Небольшие особняки, усадьбы зажиточных городских торговцев, дома местных сквайров, новые дома йоменов — многие йомены были более состоятельны, чем мелкие дворяне того времени, — строили люди, которым вряд ли суждено было принимать у себя королеву, но они, вероятно, имели большие семьи и часто приглашали гостей. Именно им сельская Англия обязана большей частью своей типичной архитектуры. Однако размеры и внешний вид этих домов также удивительно разнились. Честлтон-хауз в Оксфордшире — почти совершенный пример позднего елизаветинского стиля, переходящего в якобитский. Эту миниатюрную копию большого поместья с внутренним двором построил преуспевающий фермер. Не так далеко от этого дома находится его полная противоположность — крохотный серый Оулпен в Глостершире. Маленький уединенный домик, окруженный гигантскими тисами, был построен намного раньше. Комптон Виниатс, сразу за границей Уорикшира, не был похож ни на один из двух предыдущих, разве что расположен приблизительно в том же районе. Он беспорядочно разросся в разные стороны, так как почти не имел никакого плана. Его постоянно достраивали то тут, то там, начиная с 1525 года.

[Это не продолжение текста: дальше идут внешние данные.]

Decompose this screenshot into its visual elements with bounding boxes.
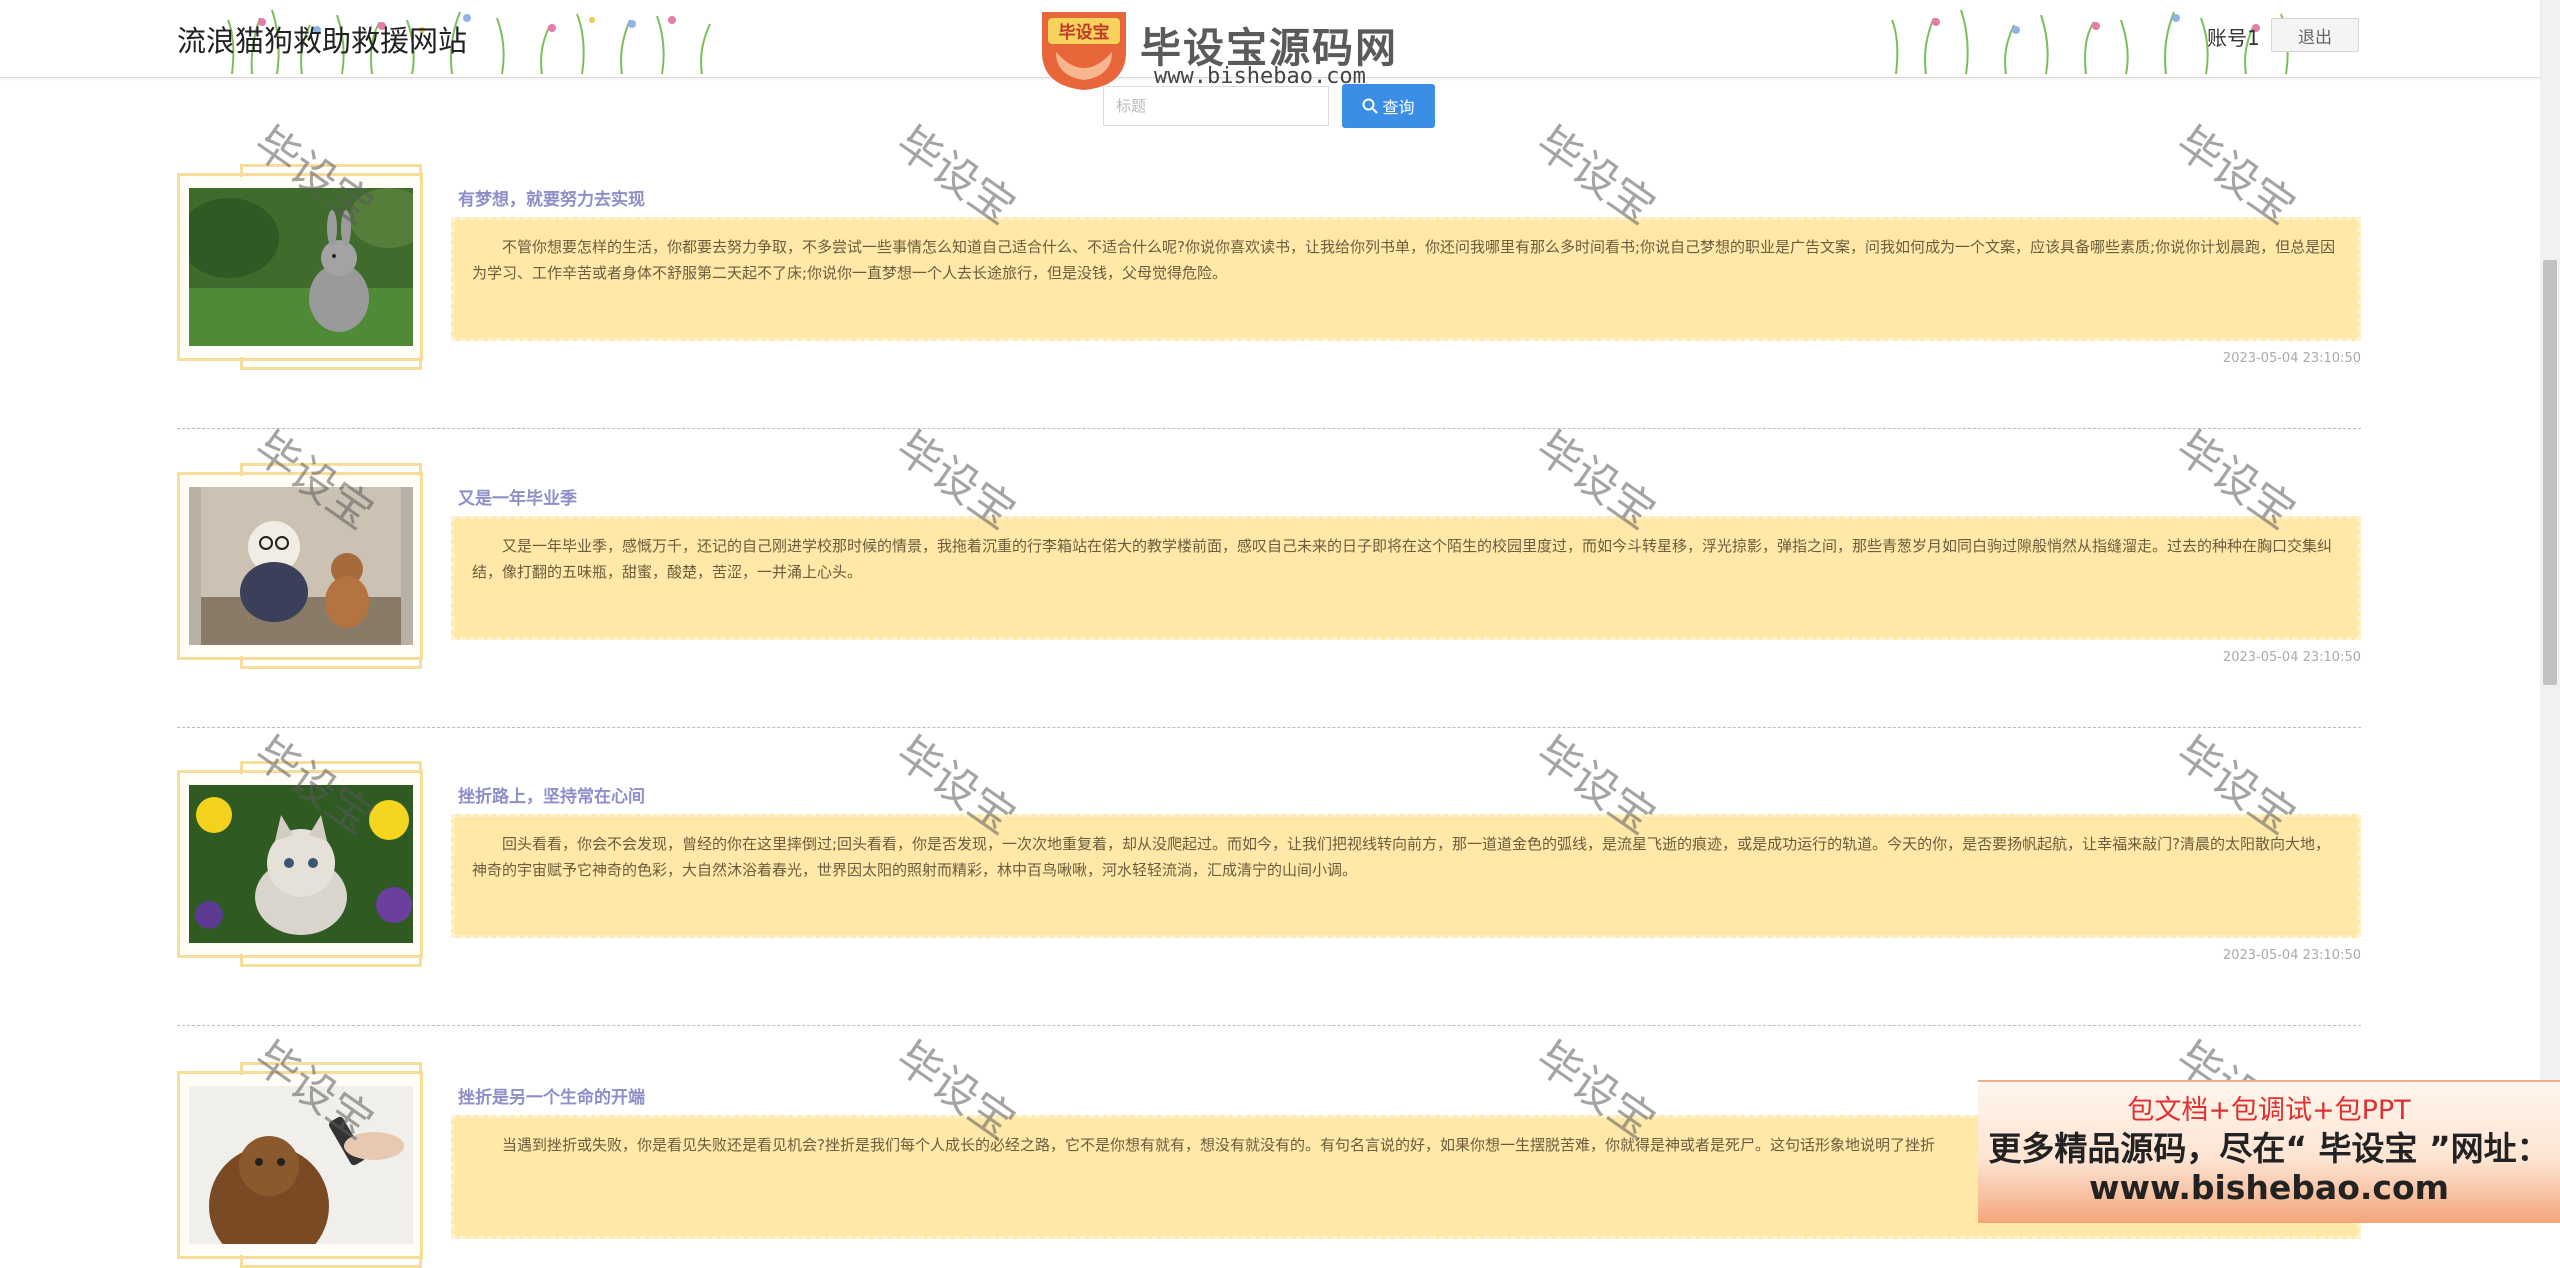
article-item[interactable]: 有梦想，就要努力去实现 不管你想要怎样的生活，你都要去努力争取，不多尝试一些事情… (177, 164, 2361, 375)
article-title[interactable]: 挫折路上，坚持常在心间 (458, 782, 645, 807)
rabbit-photo[interactable] (189, 188, 413, 346)
article-content: 又是一年毕业季，感慨万千，还记的自己刚进学校那时候的情景，我拖着沉重的行李箱站在… (451, 516, 2361, 640)
search-button-label: 查询 (1382, 100, 1415, 117)
kitten-photo[interactable] (189, 785, 413, 943)
article-image-frame (177, 761, 423, 967)
article-image-frame (177, 463, 423, 669)
article-content: 回头看看，你会不会发现，曾经的你在这里摔倒过;回头看看，你是否发现，一次次地重复… (451, 814, 2361, 938)
logo-url: www.bishebao.com (1154, 64, 1366, 89)
promo-banner[interactable]: 包文档+包调试+包PPT 更多精品源码，尽在“ 毕设宝 ”网址： www.bis… (1978, 1080, 2560, 1223)
article-title[interactable]: 挫折是另一个生命的开端 (458, 1083, 645, 1108)
article-title[interactable]: 有梦想，就要努力去实现 (458, 185, 645, 210)
bishebao-logo: 毕设宝 毕设宝源码网 www.bishebao.com (1034, 6, 1414, 96)
article-item[interactable]: 又是一年毕业季 又是一年毕业季，感慨万千，还记的自己刚进学校那时候的情景，我拖着… (177, 463, 2361, 674)
search-icon (1362, 98, 1379, 114)
logout-button[interactable]: 退出 (2271, 18, 2359, 52)
article-divider (177, 1025, 2361, 1026)
article-divider (177, 727, 2361, 728)
article-item[interactable]: 挫折路上，坚持常在心间 回头看看，你会不会发现，曾经的你在这里摔倒过;回头看看，… (177, 761, 2361, 972)
scrollbar-thumb[interactable] (2543, 260, 2557, 685)
article-image-frame (177, 1062, 423, 1268)
article-date: 2023-05-04 23:10:50 (2222, 351, 2361, 366)
promo-line-url[interactable]: www.bishebao.com (1978, 1168, 2560, 1207)
article-date: 2023-05-04 23:10:50 (2222, 948, 2361, 963)
bishebao-logo-icon: 毕设宝 (1042, 12, 1126, 90)
article-image-frame (177, 164, 423, 370)
promo-line-tagline: 更多精品源码，尽在“ 毕设宝 ”网址： (1988, 1129, 2550, 1168)
yorkie-photo[interactable] (189, 1086, 413, 1244)
site-title[interactable]: 流浪猫狗救助救援网站 (177, 18, 467, 60)
article-date: 2023-05-04 23:10:50 (2222, 650, 2361, 665)
dog-and-cat-photo[interactable] (189, 487, 413, 645)
article-content: 不管你想要怎样的生活，你都要去努力争取，不多尝试一些事情怎么知道自己适合什么、不… (451, 217, 2361, 341)
article-title[interactable]: 又是一年毕业季 (458, 484, 577, 509)
logo-badge-text: 毕设宝 (1059, 22, 1110, 43)
account-name[interactable]: 账号1 (2207, 22, 2260, 51)
article-divider (177, 428, 2361, 429)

К счастью, Англия просто усыпана, или скорее украшена, мелкими особняками и домами. Многие из них теперь известны и знамениты, но есть еще множество других, спрятанных в небольших деревеньках, вдалеке от больших дорог и туристических маршрутов. А к некоторым из них ведет столь узкая, извилистая, изрытая и топкая зимой тропа, что житель того времени и даже сама Елизавета, окажись она в современной Англии, без всякого колебания с первого взгляда узнали бы и дорогу, и дом.

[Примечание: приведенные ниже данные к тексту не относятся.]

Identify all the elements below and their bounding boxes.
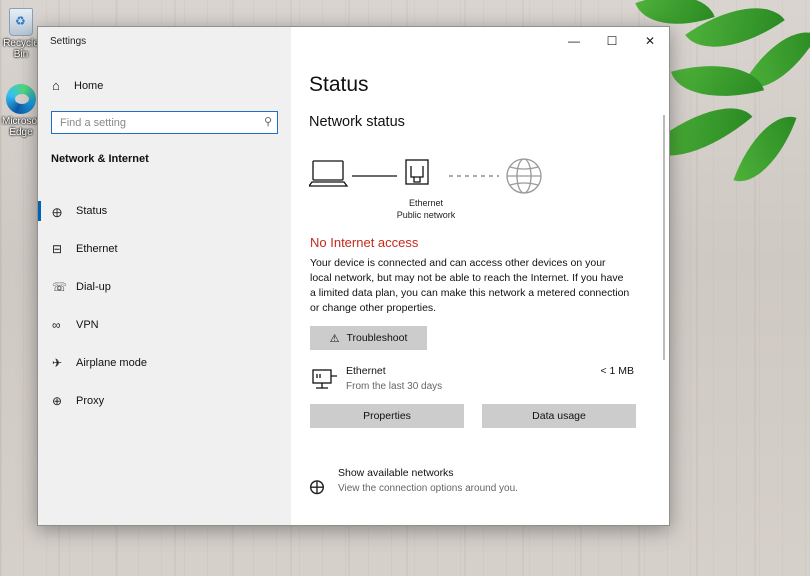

Конечно, никто не мог быть застрахован от внезапного появления королевы. Однажды субботним вечером 1572 года миссис Томас Фишер, живущая возле Кенилворта, села ужинать, когда к ней, совершенно неожиданно, прибыла Елизавета. Она решила заглянуть по-соседски, под влиянием минуты, на пути из Кенилворта в Уорик. Королева и ее свита присоединились к миссис Фишер за ужином, и затем Елизавета отправилась навестить бедного мистера Фишера, который «сильно мучился от подагры»(19). Мистера Фишера вывели в галерею, и он готов был опуститься на колени, или скорее «рухнуть на пол», но королева ему не позволила и «успокоила его самыми любезными словами». Королевская милость или шок от внезапного появления Ее Величества столь удивительным образом подействовали на подагру мистера Фишера, что в понедельник он сел в седло, присоединился к королеве и прискакал обратно вместе с ней, когда она возвращалась из Уорика в Кенилворт. Нам известно, что позже он раскаивался в этом своем поступке, но неизвестно почему. Это раскаяние никак не было связано с повторением приступа подагры, поскольку наш комментатор туманно заметил, что «характер мистера Фишера не был ни для кого секретом»(20), и на этом умолк. Совершенно очевидно, что у миссис Фишер был большой дом. На это указывают наличие галереи и тот факт, что все сопровождавшие королеву люди были сразу накормлены, так что мистер Фишер был, без сомнения, «великим» человеком по меркам той эпохи.
* * *Фермеры занимались строительством сами или заказывали для себя дом. Не связанные больше манориальной системой, которая обязывала их поставлять продукты только для своего лорда и собственной семьи — и именно в такой очередности, — они вели активную торговлю в крупных городах и процветали. Сельское хозяйство стало индустрией, и в удачные годы наступал настоящий бум в строительстве фермерских домов. В неурожайные годы строительство прекращалось и, хуже того, тысячи людей голодали.